Yes, quantum mechanics is interpreted in terms of probability. But if you apply an operator to a ket, i.e. if you make a measurement on a quantum state, you can get all sorts of strange outcomes.
But he covers the completely general case when he talks about density matrices and unitary operations. The only bit he is sweeping under the rug is he tends to explain the situation only for real coordinates, rather than the full complex-coordinate description. But I see that as just a streamlining trick, what he is saying generalizes like orthogonal --> unitary for the evolution and symmetric --> Hermitian for the operators.
But if the ket is not an eigenket, you get a linear combination of all the eigenkets of the operator. This is not a true statement for the probabilities.
Yet what you are saying here is just what he was describing with that "quantum coin" analogy. It can all be said at the probability level, if one sees a machinery going on behind those probabilities.

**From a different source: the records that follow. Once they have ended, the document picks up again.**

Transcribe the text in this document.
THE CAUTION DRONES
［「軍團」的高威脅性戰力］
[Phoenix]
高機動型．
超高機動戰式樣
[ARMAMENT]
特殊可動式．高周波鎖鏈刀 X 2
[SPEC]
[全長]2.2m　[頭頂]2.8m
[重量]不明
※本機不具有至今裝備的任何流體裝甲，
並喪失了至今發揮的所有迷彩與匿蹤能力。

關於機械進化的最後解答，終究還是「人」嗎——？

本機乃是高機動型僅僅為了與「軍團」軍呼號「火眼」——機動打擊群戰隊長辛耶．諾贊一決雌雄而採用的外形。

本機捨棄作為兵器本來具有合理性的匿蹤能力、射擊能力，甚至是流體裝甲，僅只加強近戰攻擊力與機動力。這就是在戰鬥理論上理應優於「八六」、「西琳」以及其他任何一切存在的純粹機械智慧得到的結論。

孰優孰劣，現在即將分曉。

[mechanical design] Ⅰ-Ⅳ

In other words, he's not really saying you get quantum mechanics from negative probabilities, he is saying you get quantum mechanics from a fairly natural behind-the-scenes mechanism just by not requiring it to deal only in positive contributing probabilities (with subtractions due only to double counting).
I suppose I am jaded enough, or maybe just came to the game late enough, that I don't find quantum mechanics all that weird. But if "weird" is the word you want to use, then I'd say a lot of weirdness has not so much to do with the probabilistic aspect and more to do with how wave functions represent particles. If you write down Schrodinger's equation for a single electron, you get six degrees of freedom (three position and three momentum) (not counting spin). But if you write down the Schrodinger equation for N electrons, you find that there are 6N degrees of freedom that are antisymmetrized. All of a sudden you have to deal with a Slater determinant. I find that a lot "weirder" than the "probability wave"...
I agree that multiple identical particles brings in a whole new level of quantum weirdness (as does entanglement of all kinds), but if we stick to single-particle descriptions, it is still a bit weird that wave mechanics is applicable. But I would say this type of "weirdness" is very much a holdover from classical thinking. I view quantum mechanics as the unification of classical particle and wave mechanics, so unification is usually not considered weird, but what's weird is that no one was looking for unification of those things (any more than they were looking for unification of Maxwell and Newton when relativity came along, which is why relativity is often also considered weird). I thik Aaronson is arguing QM is
not that weird, what makes it weird is simply our classical prejudices like positive probabilities.